Comme à son habitude, il explore la quasi-totalité des aspects de son univers, jusqu’à prendre en compte, par exemple, le volet économique. Il invente le mal, les contraintes, mais propose le remède, les solutions. Il met en scène des communautés aux fonctionnements impensables, pointe la propension de l’homme à s’instituer maître d’un groupe, à s’autoproclamer gourou et mettre en place un système qu’envieraient les pires dictatures. Sa connaissance du corps et des organes humains, des fluides fabriqués par l’organisme, des hormones secrétés par les diverses glandes, lui permet de se régaler à les faire évoluer, passer par des états différents pour les effets mutagènes. Il ne se prive pas d’en énumérer les possibilités.
Serge Brussolo possède l’art délectable de désacraliser, de remettre à plat, dans un but utilitaire et trivial, ce qui est, a priori, incompréhensible et donc… divinisé. Il explicite le côté pratique, le sens utilitaire de croyances qui apparaissent extravagantes. Il revient, avec deux religieux particulièrement gratinés, sur les errements des dogmes, la recherche éperdue du pouvoir temporel, les contradictions entre les discours et les actes.
Cependant, en filigrane de cette débauche d’actions, de scènes science-fictionnesques et fantastiques, se dessine une chronique douce-amère sur le temps qui passe trop vite, sur la fragilité des souvenirs, sur l’attachement à ses proches, sur la vieillesse, sur la mort, sur le deuil. L’auteur illustre, aussi, l’évolution de deux membres d’un couple, évolution parfois très différente qui conduit soit aux concessions, soit à la séparation.

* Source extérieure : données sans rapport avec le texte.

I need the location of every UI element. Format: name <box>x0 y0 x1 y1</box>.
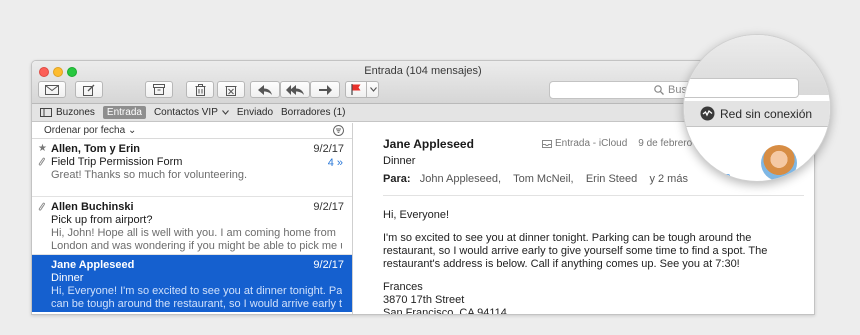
favorite-label: Enviado <box>236 107 274 118</box>
delete-button[interactable] <box>186 81 214 98</box>
favorite-mailboxes[interactable]: Buzones <box>40 107 95 118</box>
archive-icon <box>153 84 165 95</box>
chevron-down-icon: ⌄ <box>127 125 137 136</box>
message-preview: Great! Thanks so much for volunteering. <box>51 169 248 181</box>
chevron-down-icon <box>221 110 229 115</box>
message-subject: Pick up from airport? <box>51 214 153 226</box>
message-subject: Field Trip Permission Form <box>51 156 183 168</box>
trash-icon <box>195 83 205 96</box>
header-divider <box>383 195 804 196</box>
viewer-date: 9 de febrero <box>638 138 693 149</box>
message-sender: Allen Buchinski <box>51 201 134 213</box>
thread-count-badge[interactable]: 4 » <box>328 157 343 169</box>
envelope-icon <box>45 84 59 95</box>
filter-icon[interactable] <box>333 125 344 136</box>
forward-button[interactable] <box>310 81 340 98</box>
body-paragraph: I'm so excited to see you at dinner toni… <box>383 232 768 270</box>
message-sender: Jane Appleseed <box>51 259 135 271</box>
reply-button[interactable] <box>250 81 280 98</box>
details-link[interactable]: alles <box>704 169 731 181</box>
chevron-down-icon <box>370 87 377 92</box>
magnifier-callout: Red sin conexión alles <box>683 34 831 182</box>
message-preview: London and was wondering if you might be… <box>51 240 342 252</box>
star-icon: ★ <box>38 143 47 154</box>
message-preview: Hi, Everyone! I'm so excited to see you … <box>51 285 342 297</box>
message-date: 9/2/17 <box>313 201 344 213</box>
viewer-sender: Jane Appleseed <box>383 137 474 151</box>
favorite-label: Contactos VIP <box>153 107 218 118</box>
message-preview: can be tough around the restaurant, so I… <box>51 298 342 310</box>
compose-button[interactable] <box>75 81 103 98</box>
favorite-drafts[interactable]: Borradores (1) <box>281 107 345 118</box>
avatar <box>761 145 797 181</box>
inbox-icon <box>542 139 552 148</box>
message-body: Hi, Everyone! I'm so excited to see you … <box>383 209 803 315</box>
magnified-favorites-bar: Red sin conexión <box>684 101 830 127</box>
message-list: Ordenar por fecha ⌄ ★ Allen, Tom y Erin … <box>32 123 353 314</box>
search-icon <box>654 85 664 95</box>
reply-all-button[interactable] <box>280 81 310 98</box>
favorite-label: Entrada <box>106 107 142 118</box>
recipient[interactable]: Tom McNeil, <box>513 173 574 185</box>
offline-icon[interactable] <box>700 106 715 121</box>
message-row-selected[interactable]: Jane Appleseed 9/2/17 Dinner Hi, Everyon… <box>32 255 352 312</box>
flag-icon <box>351 84 361 95</box>
junk-button[interactable] <box>217 81 245 98</box>
forward-icon <box>318 84 332 95</box>
sort-button[interactable]: Ordenar por fecha ⌄ <box>44 125 136 136</box>
reply-icon <box>258 84 272 95</box>
viewer-mailbox: Entrada - iCloud 9 de febrero <box>542 138 692 149</box>
favorite-label: Borradores (1) <box>281 107 346 118</box>
favorite-vip[interactable]: Contactos VIP <box>154 107 229 118</box>
more-recipients-link[interactable]: y 2 más <box>649 173 688 185</box>
paperclip-icon <box>38 202 45 211</box>
sort-bar: Ordenar por fecha ⌄ <box>32 123 352 139</box>
paperclip-icon <box>38 157 45 166</box>
message-row[interactable]: Allen Buchinski 9/2/17 Pick up from airp… <box>32 197 352 255</box>
message-date: 9/2/17 <box>313 143 344 155</box>
message-preview: Hi, John! Hope all is well with you. I a… <box>51 227 336 239</box>
favorite-sent[interactable]: Enviado <box>237 107 273 118</box>
reply-all-icon <box>286 84 304 95</box>
recipient[interactable]: John Appleseed, <box>420 173 501 185</box>
flag-button[interactable] <box>345 81 379 98</box>
message-date: 9/2/17 <box>313 259 344 271</box>
favorite-inbox[interactable]: Entrada <box>102 106 146 119</box>
message-subject: Dinner <box>51 272 84 284</box>
viewer-recipients: Para: John Appleseed, Tom McNeil, Erin S… <box>383 173 688 185</box>
compose-icon <box>83 84 95 96</box>
message-sender: Allen, Tom y Erin <box>51 143 141 155</box>
viewer-subject: Dinner <box>383 155 416 167</box>
message-row[interactable]: ★ Allen, Tom y Erin 9/2/17 4 » Field Tri… <box>32 139 352 197</box>
junk-icon <box>225 85 237 96</box>
sidebar-toggle-icon <box>40 108 52 117</box>
favorite-label: Buzones <box>56 107 95 118</box>
body-paragraph: Hi, Everyone! <box>383 209 450 221</box>
archive-button[interactable] <box>145 81 173 98</box>
body-signature: Frances 3870 17th Street San Francisco, … <box>383 281 507 315</box>
recipient[interactable]: Erin Steed <box>586 173 637 185</box>
get-mail-button[interactable] <box>38 81 66 98</box>
magnified-search-field <box>684 78 799 98</box>
offline-status: Red sin conexión <box>720 106 813 121</box>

Il expose ces nouvelles orientations sociétales comme l’abolition des sentiments tels que le chagrin, la nécessité de se comporter selon des modèles contraires à la nature humaine.

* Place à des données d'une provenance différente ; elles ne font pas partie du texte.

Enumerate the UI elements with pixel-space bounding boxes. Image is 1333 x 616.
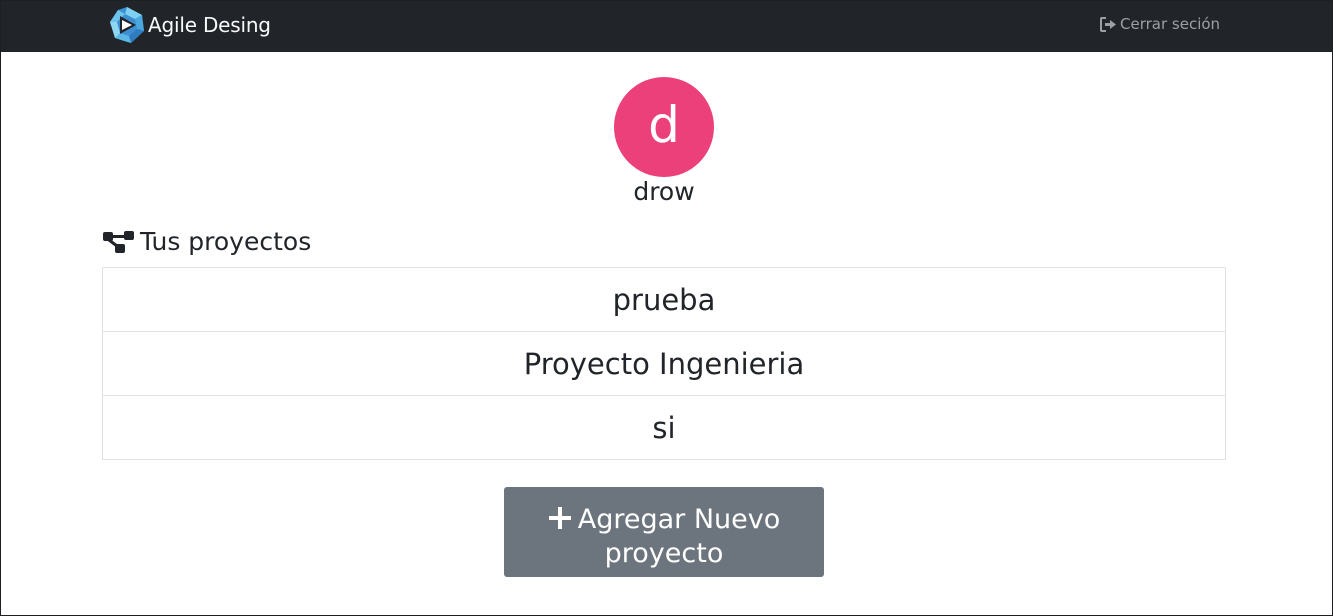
plus-icon: [548, 506, 571, 529]
avatar-letter: d: [648, 96, 680, 154]
project-item[interactable]: Proyecto Ingenieria: [103, 332, 1225, 396]
add-project-label-line1: Agregar Nuevo: [577, 503, 781, 535]
add-project-button[interactable]: Agregar Nuevo proyecto: [504, 487, 824, 577]
logout-label: Cerrar seción: [1120, 15, 1221, 33]
top-navbar: Agile Desing Cerrar seción: [1, 1, 1332, 52]
sign-out-icon: [1100, 16, 1116, 32]
brand-link[interactable]: Agile Desing: [107, 5, 271, 45]
add-project-label-line2: proyecto: [604, 537, 724, 569]
logout-link[interactable]: Cerrar seción: [1100, 15, 1220, 33]
brand-name: Agile Desing: [148, 13, 271, 37]
avatar: d: [614, 77, 714, 177]
projects-title: Tus proyectos: [140, 227, 312, 256]
projects-heading: Tus proyectos: [102, 227, 311, 256]
username: drow: [633, 177, 695, 206]
brand-logo-icon: [110, 7, 144, 43]
project-item[interactable]: si: [103, 396, 1225, 459]
sitemap-icon: [103, 231, 134, 253]
project-list: prueba Proyecto Ingenieria si: [102, 267, 1226, 460]
app-window: Agile Desing Cerrar seción d drow Tus pr…: [0, 0, 1333, 616]
project-item[interactable]: prueba: [103, 268, 1225, 332]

Avec ce roman, l’auteur signe un retour à cette littérature qui, passée au « creuset brussolien », est transmutée en un genre romanesque personnel qui combine tous ceux de l’imaginaire, de l’Anticipation à la Science-Fiction en passant par le Fantastique, et qui aboutit à une catégorie si particulière qu’elle est, encore aujourd’hui, inimitée, voire inimitable.
serge perraud
Serge Brussolo, Frontière barbare, Folio SF, mars 2013, 432 p. – 7,50 €.